Well this will likely take the title of strangest gaming story of the day. A new startup named Alternet Reality has introduced a new type of game that puts players in control of something akin to a reality TV show.
It sounds weird, but stick with me for a moment. Alternet Reality stages each of its “games” using real actors put into seemingly real situations. For the company’s pilot outing, an actor found himself trapped on a boat, unaware of where the boat was or how to be saved. Cameras connected “players” who would interact with the actor through chat rooms to suggest what his next move should be and where to search for clues. Together the actor and players worked to surmise his location. After six hours and a maximum of 1,200 players, a number of puzzles were solved and the game was completed, the actor saved from his confinement.
Alternet Reality plans to introduce more scenarios like this one, in which actors will be placed in a situation that online players will work with them to solve riddles and puzzles to help them escape or survive their plight.
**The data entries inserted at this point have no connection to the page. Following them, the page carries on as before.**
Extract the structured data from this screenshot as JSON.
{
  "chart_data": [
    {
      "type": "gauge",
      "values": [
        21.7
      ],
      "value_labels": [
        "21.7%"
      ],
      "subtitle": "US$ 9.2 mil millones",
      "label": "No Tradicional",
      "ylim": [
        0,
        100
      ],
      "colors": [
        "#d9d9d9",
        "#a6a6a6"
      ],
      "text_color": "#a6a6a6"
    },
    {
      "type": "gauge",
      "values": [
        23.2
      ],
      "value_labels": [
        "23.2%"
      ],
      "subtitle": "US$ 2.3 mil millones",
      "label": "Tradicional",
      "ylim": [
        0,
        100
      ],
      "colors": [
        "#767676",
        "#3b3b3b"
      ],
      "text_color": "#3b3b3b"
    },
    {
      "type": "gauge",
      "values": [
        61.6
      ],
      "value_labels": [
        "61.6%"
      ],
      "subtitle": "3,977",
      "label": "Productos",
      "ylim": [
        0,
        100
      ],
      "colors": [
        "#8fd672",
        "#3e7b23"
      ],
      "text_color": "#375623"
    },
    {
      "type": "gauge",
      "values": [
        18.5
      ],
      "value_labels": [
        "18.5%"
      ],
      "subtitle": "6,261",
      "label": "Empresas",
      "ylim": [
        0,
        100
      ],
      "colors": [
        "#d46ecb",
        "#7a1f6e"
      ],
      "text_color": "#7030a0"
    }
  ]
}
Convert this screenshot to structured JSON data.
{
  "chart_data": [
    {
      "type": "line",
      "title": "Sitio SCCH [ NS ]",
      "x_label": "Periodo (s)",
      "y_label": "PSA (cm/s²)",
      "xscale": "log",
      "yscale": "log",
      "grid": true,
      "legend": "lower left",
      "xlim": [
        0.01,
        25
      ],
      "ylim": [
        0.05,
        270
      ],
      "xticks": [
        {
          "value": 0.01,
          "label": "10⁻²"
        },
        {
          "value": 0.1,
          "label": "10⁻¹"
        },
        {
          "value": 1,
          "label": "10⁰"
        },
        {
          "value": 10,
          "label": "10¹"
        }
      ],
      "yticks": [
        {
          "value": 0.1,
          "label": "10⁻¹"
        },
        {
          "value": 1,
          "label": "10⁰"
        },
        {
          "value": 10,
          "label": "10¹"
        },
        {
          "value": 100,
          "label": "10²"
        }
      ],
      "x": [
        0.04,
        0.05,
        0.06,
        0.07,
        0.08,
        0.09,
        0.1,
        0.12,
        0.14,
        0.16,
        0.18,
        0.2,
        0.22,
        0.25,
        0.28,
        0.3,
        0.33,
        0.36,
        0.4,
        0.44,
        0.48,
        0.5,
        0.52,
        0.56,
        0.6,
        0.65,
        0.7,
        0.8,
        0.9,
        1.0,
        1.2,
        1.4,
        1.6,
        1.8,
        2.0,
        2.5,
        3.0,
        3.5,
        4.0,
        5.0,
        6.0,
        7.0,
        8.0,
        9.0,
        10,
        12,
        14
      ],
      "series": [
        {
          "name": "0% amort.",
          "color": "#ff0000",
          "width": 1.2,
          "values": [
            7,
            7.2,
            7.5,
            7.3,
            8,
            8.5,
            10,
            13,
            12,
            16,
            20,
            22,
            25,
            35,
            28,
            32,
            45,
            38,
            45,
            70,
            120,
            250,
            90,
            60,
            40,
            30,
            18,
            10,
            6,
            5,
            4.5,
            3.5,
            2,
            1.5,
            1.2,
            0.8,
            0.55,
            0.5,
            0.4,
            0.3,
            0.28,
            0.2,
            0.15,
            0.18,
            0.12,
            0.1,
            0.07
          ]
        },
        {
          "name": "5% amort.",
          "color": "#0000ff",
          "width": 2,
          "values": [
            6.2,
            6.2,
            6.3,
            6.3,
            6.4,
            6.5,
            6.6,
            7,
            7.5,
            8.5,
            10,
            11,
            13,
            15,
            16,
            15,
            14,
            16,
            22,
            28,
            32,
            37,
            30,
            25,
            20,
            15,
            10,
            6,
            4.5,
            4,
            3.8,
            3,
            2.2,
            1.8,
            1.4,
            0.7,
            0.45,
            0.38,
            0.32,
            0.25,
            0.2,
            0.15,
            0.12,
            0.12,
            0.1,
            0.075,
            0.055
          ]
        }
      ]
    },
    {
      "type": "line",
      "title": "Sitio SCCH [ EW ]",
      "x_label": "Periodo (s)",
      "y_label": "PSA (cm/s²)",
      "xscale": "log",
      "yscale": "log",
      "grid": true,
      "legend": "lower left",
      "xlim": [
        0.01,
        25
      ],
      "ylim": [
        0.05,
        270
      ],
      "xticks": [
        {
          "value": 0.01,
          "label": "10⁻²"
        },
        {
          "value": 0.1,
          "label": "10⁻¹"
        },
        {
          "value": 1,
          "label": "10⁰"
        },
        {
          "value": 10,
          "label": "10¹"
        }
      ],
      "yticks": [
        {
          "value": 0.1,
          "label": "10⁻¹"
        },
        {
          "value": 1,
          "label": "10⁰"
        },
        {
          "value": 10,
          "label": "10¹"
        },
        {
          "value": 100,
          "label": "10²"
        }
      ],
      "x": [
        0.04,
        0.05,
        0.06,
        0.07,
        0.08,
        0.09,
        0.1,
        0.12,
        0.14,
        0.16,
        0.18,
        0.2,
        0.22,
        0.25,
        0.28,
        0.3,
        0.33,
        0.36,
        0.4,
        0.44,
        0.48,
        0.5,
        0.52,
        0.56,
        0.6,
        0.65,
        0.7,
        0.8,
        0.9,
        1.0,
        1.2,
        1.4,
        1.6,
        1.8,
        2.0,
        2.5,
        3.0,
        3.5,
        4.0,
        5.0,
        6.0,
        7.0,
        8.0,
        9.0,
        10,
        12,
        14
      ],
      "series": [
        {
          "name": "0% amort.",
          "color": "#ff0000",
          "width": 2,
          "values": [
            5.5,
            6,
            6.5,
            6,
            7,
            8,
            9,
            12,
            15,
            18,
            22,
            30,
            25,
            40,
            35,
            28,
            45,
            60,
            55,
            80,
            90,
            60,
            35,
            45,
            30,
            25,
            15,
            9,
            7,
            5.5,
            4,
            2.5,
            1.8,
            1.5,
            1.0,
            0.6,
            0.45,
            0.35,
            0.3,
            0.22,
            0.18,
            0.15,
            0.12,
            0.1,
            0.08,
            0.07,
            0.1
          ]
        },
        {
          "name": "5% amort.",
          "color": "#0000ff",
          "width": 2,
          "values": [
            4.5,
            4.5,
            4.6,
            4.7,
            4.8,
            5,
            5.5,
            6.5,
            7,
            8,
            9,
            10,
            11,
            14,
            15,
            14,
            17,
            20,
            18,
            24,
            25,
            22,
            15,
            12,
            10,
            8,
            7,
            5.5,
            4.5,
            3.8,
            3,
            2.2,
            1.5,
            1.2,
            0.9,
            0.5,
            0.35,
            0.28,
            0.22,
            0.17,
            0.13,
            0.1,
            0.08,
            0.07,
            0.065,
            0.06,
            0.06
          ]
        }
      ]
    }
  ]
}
The game derived from the production of an independent film according to one of the game’s seven founders, Anthony Purzycki. He also believes the appeal comes from “the idea that you’re really saving someone. You fall into that mind frame that this is real.”
It is certainly a way to change the alternate reality genre by involving real actors in stressful situations as opposed to players simply collaborating to collect data or find locations. It is certainly an ambitious project, with eight more games planned for October, but I’m wary of what this could entail. In the boat scenario, players suggested the actor cut himself to use blood in conjunction with a black light to find a clue.
Thankfully the actor declined, but what’s to stop more frightful participants from actually injuring themselves physically or emotionally. Sure, an actor wasn’t truly buried alive in the most recent game, but with the stress of an audience and an enclosed place, an actor could easily slip into some dark places. It feels unfair to traumatize someone like that for the pure enjoyment of an audience simply to give them more of an immediacy to their ARG.
Done sparingly and in the right situations, it could be an interesting experiment, but I don’t see the enjoyment in watching a real person suffer in these types of situations. Of course, the 1,200 players of the boat scenario proved there is an audience for such a spectacle, and perhaps this is just the genre stretching its limits to see what is possible.